K313, a novel benzoxazole derivative, exhibits anti‐inflammatory properties via inhibiting GSK3β activity in LPS‐induced RAW264.7 macrophages

• Published in: Journal of cellular biochemistry Vol. 119; no. 7; pp. 5382 - 5390
• Main Authors: Zhao, Bo‐Bo, Guo, Hui‐Jie, Liu, Yang, Luo, Xing‐Yan, Yang, Shu‐Xia, Wang, Yan‐Tang, Leng, Xiao, Mo, Chun‐Fen, Zou, Qiang
• Format: Journal Article
• Language: English
• Published: United States Wiley Subscription Services, Inc 01.07.2018
• Subjects: AKT protein; Animals; Anti-Inflammatory Agents, Non-Steroidal - chemistry; Anti-Inflammatory Agents, Non-Steroidal - pharmacology; anti‐inflammatory properties; Benzoxazoles - chemistry; Benzoxazoles - pharmacology; Biological properties; Cell activation; Cell proliferation; Cells, Cultured; Cytokines; Cytokines - metabolism; Deactivation; Extracellular signal-regulated kinase; Glycogen; Glycogen synthase kinase 3; Glycogen Synthase Kinase 3 beta - antagonists & inhibitors; glycogen synthase kinase‐3 beta; Immunosuppression; Indoles; Inflammation; Inflammation - drug therapy; Inflammation - immunology; Inflammation - metabolism; Inflammatory response; Interleukins; K313; Kinases; Lipopolysaccharides; Lipopolysaccharides - pharmacology; Lithium; Lithium chloride; LPS‐induced RAW264.7 macrophages; Lymphocytes T; Macrophages; Macrophages - drug effects; Macrophages - immunology; Macrophages - metabolism; MAP kinase; Mice; Molecular chains; NF-kappa B - metabolism; Nitric oxide; Nitric Oxide - metabolism; Nitric Oxide Synthase Type II - metabolism; Nitric-oxide synthase; Nitrotyrosine; p38 Mitogen-Activated Protein Kinases - metabolism; Phosphorylation; Synergistic effect; Transcription; Tumor necrosis factor; Tumor necrosis factor-TNF; K313; LPS-induced RAW264.7 macrophages; glycogen synthase kinase-3 beta; anti-inflammatory properties
• ISSN: 0730-2312; 1097-4644
• DOI: 10.1002/jcb.26685

Benzoxazole and its derivatives have been widely studied in recent years due to their various biological properties.
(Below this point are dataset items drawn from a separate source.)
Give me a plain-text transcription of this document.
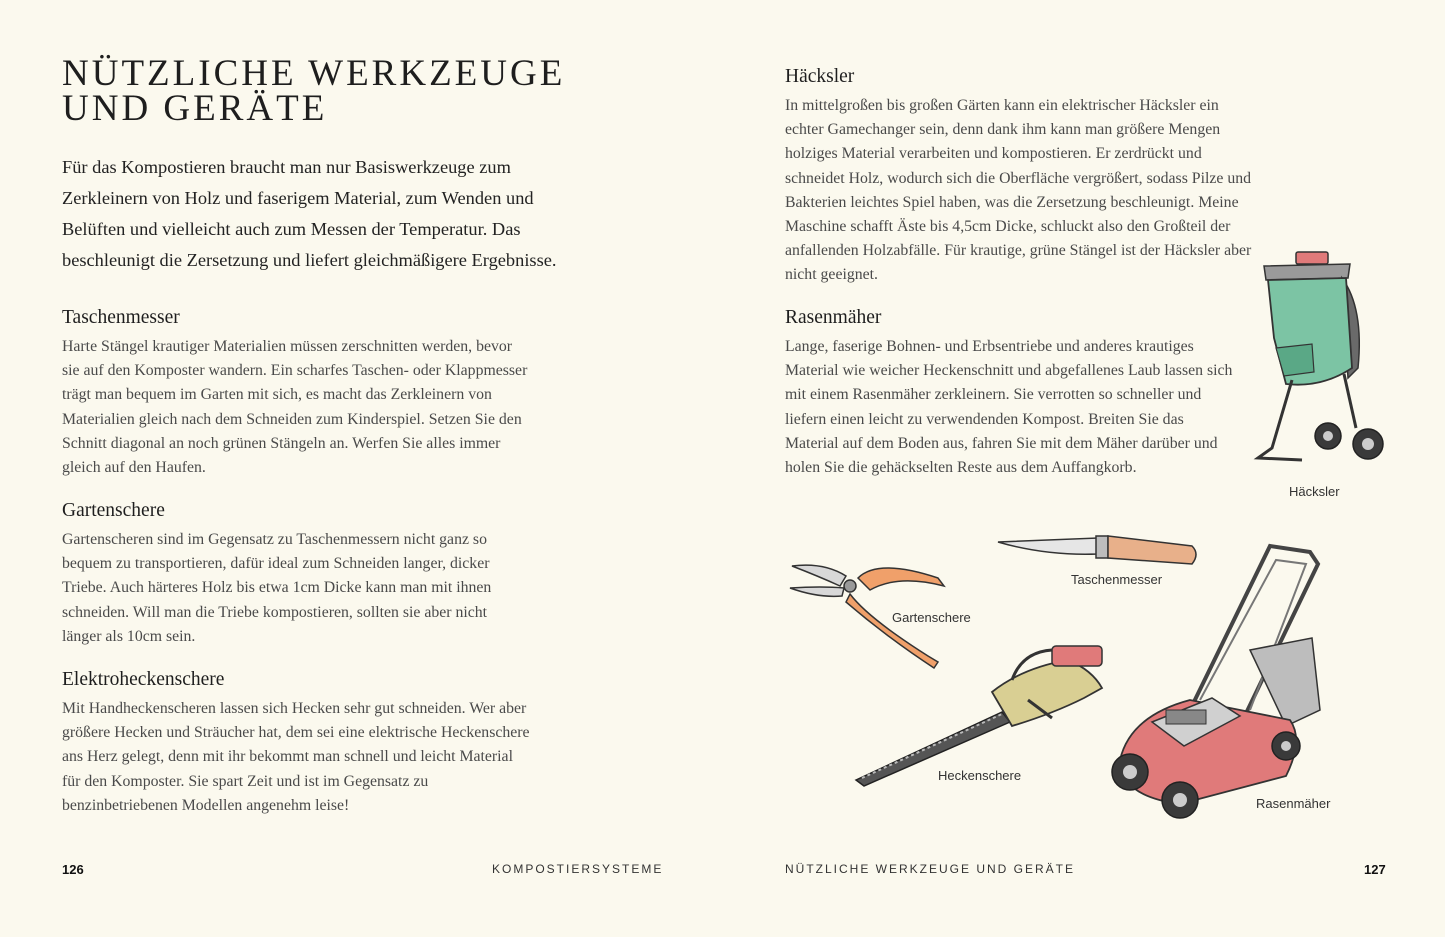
NÜTZLICHE WERKZEUGE
UND GERÄTE

Für das Kompostieren braucht man nur Basiswerkzeuge zum Zerkleinern von Holz und faserigem Material, zum Wenden und Belüften und vielleicht auch zum Messen der Temperatur. Das beschleunigt die Zersetzung und liefert gleichmäßigere Ergebnisse.

Taschenmesser

Harte Stängel krautiger Materialien müssen zerschnitten werden, bevor sie auf den Komposter wandern. Ein scharfes Taschen- oder Klappmesser trägt man bequem im Garten mit sich, es macht das Zerkleinern von Materialien gleich nach dem Schneiden zum Kinderspiel. Setzen Sie den Schnitt diagonal an noch grünen Stängeln an. Werfen Sie alles immer gleich auf den Haufen.

Gartenschere

Gartenscheren sind im Gegensatz zu Taschenmessern nicht ganz so bequem zu transportieren, dafür ideal zum Schneiden langer, dicker Triebe. Auch härteres Holz bis etwa 1cm Dicke kann man mit ihnen schneiden. Will man die Triebe kompostieren, sollten sie aber nicht länger als 10cm sein.

Elektroheckenschere

Mit Handheckenscheren lassen sich Hecken sehr gut schneiden. Wer aber größere Hecken und Sträucher hat, dem sei eine elektrische Heckenschere ans Herz gelegt, denn mit ihr bekommt man schnell und leicht Material für den Komposter. Sie spart Zeit und ist im Gegensatz zu benzinbetriebenen Modellen angenehm leise!

126	KOMPOSTIERSYSTEME
Häcksler

In mittelgroßen bis großen Gärten kann ein elektrischer Häcksler ein echter Gamechanger sein, denn dank ihm kann man größere Mengen holziges Material verarbeiten und kompostieren. Er zerdrückt und schneidet Holz, wodurch sich die Oberfläche vergrößert, sodass Pilze und Bakterien leichtes Spiel haben, was die Zersetzung beschleunigt. Meine Maschine schafft Äste bis 4,5cm Dicke, schluckt also den Großteil der anfallenden Holzabfälle. Für krautige, grüne Stängel ist der Häcksler aber nicht geeignet.

Rasenmäher

Lange, faserige Bohnen- und Erbsentriebe und anderes krautiges Material wie weicher Heckenschnitt und abgefallenes Laub lassen sich mit einem Rasenmäher zerkleinern. Sie verrotten so schneller und liefern einen leicht zu verwendenden Kompost. Breiten Sie das Material auf dem Boden aus, fahren Sie mit dem Mäher darüber und holen Sie die gehäckselten Reste aus dem Auffangkorb.

Häcksler
Taschenmesser
Gartenschere
Heckenschere
Rasenmäher
NÜTZLICHE WERKZEUGE UND GERÄTE	127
A previous study has demonstrated that K313 (1H‐indole‐2,3‐dione 3‐(1,3‐benzoxazol‐2‐ylhydrazone)), a novel benzoxazole derivative, inhibits T cell proliferation to yield immunosuppressive effects. However, there are no related reports about its anti‐inflammatory effects. In the present study, we investigated the anti‐inflammatory properties and the underlying molecular mechanism of K313 in lipopolysaccharide (LPS)‐induced RAW264.7 macrophages. K313 dose‐dependently (5, 10, and 20 μM) inhibited LPS‐stimulated nitric oxide (NO), interleukin (IL)‐6, tumor necrosis factor (TNF)‐α, and 3‐nitrotyrosine (3‐NT) production and significantly decreased the gene transcription levels of inducible nitric oxide (iNOS), IL‐6, and TNF‐α. In addition, the results showed that the inflammatory cytokines suppressed by K313 were not regulated by p65 NF‐κB, ERK1/2, AKT, or p38 MAPK. Instead, K313 increased phosphorylation of glycogen synthase kinase‐3 beta (GSK‐3β) (Ser9) resulting in GSK‐3β deactivation. Moreover, in LPS‐stimulated RAW264.7 macrophages, K313 and lithium chloride (LiCl) had a synergistic effect on the anti‐inflammatory response. These results indicated that K313 exhibited anti‐inflammatory properties and revealed the potential mechanism. K313 can increase GSK‐3β (Ser9) phosphorylation to decrease GSK‐3β activation in LPS‐induced RAW264.7 macrophages. K313, a novel benzoxazole derivative, had anti‐inflammatory effects by decreasing GSK‐3β activation, that is, by increasing the Ser9 phosphorylation of GSK‐3β. And the anti‐inflammatory properties of K313 were not regulated by p65 NF‐κB, ERK1/2, AKT, or p38 MAPK.